Genetic and epigenetic regulation of immune system genes
Genetic and Epigenetic Regulation of Immune System Genes
Using multiple human and mouse gene systems, our lab investigates genetic and epigenetic mechanisms that control immune system development, differentiation and gene expression. These are the fundamental processes that govern the ability of an immune cell, such as a lymphocyte to respond to an environmental threat, such as a virus or invading bacteria. In one gene system, we seek to determine how the major histocompatibility complex class II (MHC-II) genes are regulated. MHC-II proteins initiate adaptive immune responses by presenting antigens to T lymphocytes. We recently discovered that MHC-II genes are separated by genetic insulator elements that function to coordinate the expression of the entire locus by forming long-range interacting chromatin loops with each other and with the promoters of MHC-II genes. Intriguingly, when B lymphocytes differentiate to antibody producing plasma cells the novel regulatory loops and MHC-II gene expression is lost. We have initiated investigations into how B and T cells differentiate into effector cells following stimulation. These investigations focus on deriving the unique and underlying epigenetic inheritance patterns that are present within each cell type and how external stimuli (antigen) alter these programs.
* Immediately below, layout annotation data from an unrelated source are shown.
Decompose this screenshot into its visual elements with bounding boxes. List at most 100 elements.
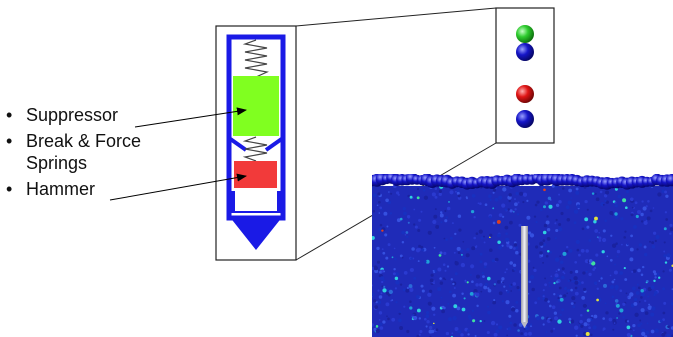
particle (615, 242, 618, 245)
particle (612, 328, 615, 331)
particle (443, 251, 447, 255)
particle (416, 308, 421, 313)
particle (421, 289, 425, 293)
particle (536, 200, 540, 204)
particle (547, 249, 550, 253)
particle (629, 292, 634, 297)
particle (647, 287, 652, 292)
particle (378, 200, 381, 204)
particle (550, 329, 554, 333)
particle (395, 280, 400, 285)
particle (634, 312, 639, 317)
particle (479, 319, 482, 323)
particle (513, 323, 517, 327)
particle (518, 223, 522, 227)
particle (373, 327, 377, 332)
particle (432, 282, 435, 285)
particle (578, 253, 581, 257)
particle (614, 204, 618, 208)
particle (373, 324, 377, 328)
particle (509, 321, 513, 325)
particle (456, 246, 461, 251)
particle (593, 314, 598, 319)
particle (602, 203, 605, 206)
particle (446, 206, 451, 211)
particle (437, 267, 442, 272)
particle (632, 269, 637, 273)
particle (434, 195, 438, 199)
particle (591, 261, 596, 266)
particle (542, 239, 546, 242)
particle (401, 256, 404, 259)
particle (479, 260, 483, 264)
particle (458, 228, 462, 232)
particle (565, 249, 569, 253)
particle (454, 272, 458, 276)
particle (453, 251, 456, 254)
particle (420, 284, 424, 288)
particle (659, 319, 663, 323)
particle (484, 282, 488, 287)
particle (582, 287, 587, 292)
list-item-suppressor: Suppressor (6, 104, 141, 126)
particle (630, 234, 633, 238)
particle (557, 268, 561, 272)
particle (492, 221, 496, 225)
particle (629, 197, 634, 202)
particle (648, 303, 651, 306)
particle (465, 196, 468, 199)
particle (669, 227, 673, 232)
particle (423, 260, 427, 263)
particle (638, 243, 643, 247)
particle (506, 290, 510, 294)
particle (539, 255, 542, 258)
particle (439, 277, 442, 280)
particle (654, 328, 659, 333)
particle (650, 285, 655, 290)
particle (372, 235, 375, 240)
particle (406, 286, 409, 290)
particle (622, 198, 627, 203)
particle (493, 332, 498, 337)
particle (460, 262, 466, 268)
particle (644, 311, 649, 315)
particle (593, 266, 597, 270)
particle (542, 295, 545, 298)
particle (555, 228, 559, 233)
particle (523, 328, 526, 330)
particle (433, 214, 438, 219)
red-sphere-icon (516, 85, 534, 103)
particle (457, 330, 460, 333)
particle (494, 257, 499, 262)
particle (576, 204, 581, 209)
particle (437, 287, 442, 292)
particle (543, 243, 547, 247)
particle (454, 232, 457, 236)
particle (383, 285, 386, 288)
particle (475, 232, 479, 235)
particle (609, 211, 614, 215)
particle (561, 308, 565, 312)
particle (516, 213, 520, 216)
particle (619, 271, 624, 275)
particle (580, 248, 585, 253)
particle (449, 290, 452, 294)
particle (438, 192, 442, 196)
particle (444, 269, 447, 272)
particle (542, 230, 547, 235)
particle (581, 295, 586, 300)
particle (407, 194, 410, 198)
particle (445, 331, 450, 336)
particle (574, 325, 579, 330)
particle (454, 261, 459, 266)
particle (641, 331, 646, 337)
particle (638, 286, 641, 290)
particle (512, 263, 517, 267)
particle (444, 209, 447, 213)
particle (392, 272, 396, 276)
particle (559, 313, 562, 316)
particle (545, 331, 548, 333)
particle (483, 265, 487, 269)
particle (640, 291, 646, 297)
particle (555, 270, 558, 273)
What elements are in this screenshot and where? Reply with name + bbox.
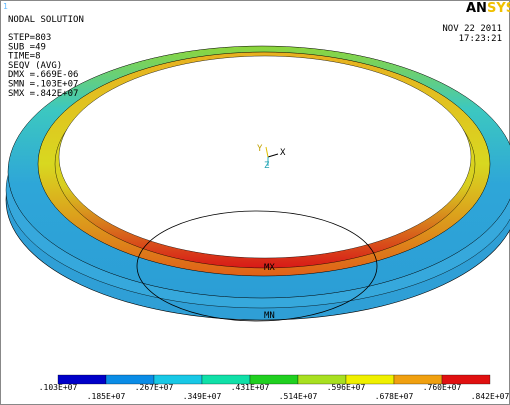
legend-label: .596E+07	[327, 383, 366, 392]
window-number: 1	[3, 2, 8, 11]
min-marker: MN	[264, 311, 275, 321]
logo: ANSYS	[466, 1, 510, 16]
triad-x: X	[280, 148, 286, 158]
header-line: STEP=803	[8, 33, 51, 43]
header-title: NODAL SOLUTION	[8, 15, 84, 25]
legend-label: .267E+07	[135, 383, 174, 392]
triad-z: Z	[264, 161, 270, 171]
logo-left: AN	[466, 1, 487, 16]
legend-label: .103E+07	[39, 383, 78, 392]
date: NOV 22 2011	[442, 24, 502, 34]
legend-label: .349E+07	[183, 392, 222, 401]
triad-y: Y	[257, 144, 263, 154]
logo-right: SYS	[487, 1, 510, 16]
time: 17:23:21	[459, 34, 502, 44]
header-line: SMX =.842E+07	[8, 89, 78, 99]
max-marker: MX	[264, 263, 275, 273]
legend-label: .842E+07	[471, 392, 510, 401]
legend-label: .678E+07	[375, 392, 414, 401]
ring-model	[5, 45, 510, 322]
axis-triad	[265, 146, 279, 166]
header-line: SUB =49	[8, 42, 46, 52]
header-line: DMX =.669E-06	[8, 70, 78, 80]
legend-swatch	[441, 374, 491, 385]
legend-label: .514E+07	[279, 392, 318, 401]
header-line: SEQV (AVG)	[8, 61, 62, 71]
header-line: SMN =.103E+07	[8, 80, 78, 90]
legend-label: .185E+07	[87, 392, 126, 401]
header-line: TIME=8	[8, 52, 41, 62]
legend-label: .760E+07	[423, 383, 462, 392]
legend-label: .431E+07	[231, 383, 270, 392]
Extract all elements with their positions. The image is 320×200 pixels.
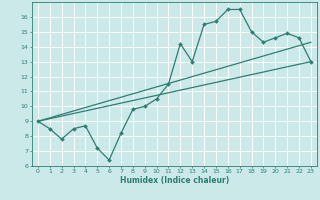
X-axis label: Humidex (Indice chaleur): Humidex (Indice chaleur): [120, 176, 229, 185]
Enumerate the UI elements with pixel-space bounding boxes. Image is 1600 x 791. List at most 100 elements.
In another project, we are examining the regulation of the cell inhibitory factor programmed death-1 (PD-1). Expression and subsequent stimulation of the PD-1 cell surface receptor on T cells results in their functional exhaustion and inability to fight infection. Functional exhaustion of T cells occurs during chronic viral infections, such as that exemplified by HIV and in cancer. We have identified the key regulatory elements of PD-1 and found that PD-1 is epigenetically controlled by DNA methylation. For PD-1 the DNA methylation events are dynamic during the course of an acute but not chronic infection, suggesting that this pathway may be a target to prevent chronic viral infection. Through each of these studies, we hope to develop higher order and dynamic models of gene regulation and cell fate determination through which specific factors and pathways may be targeted for immune based therapies that can be used to treat infectious disease, autoimmunity, and cancer.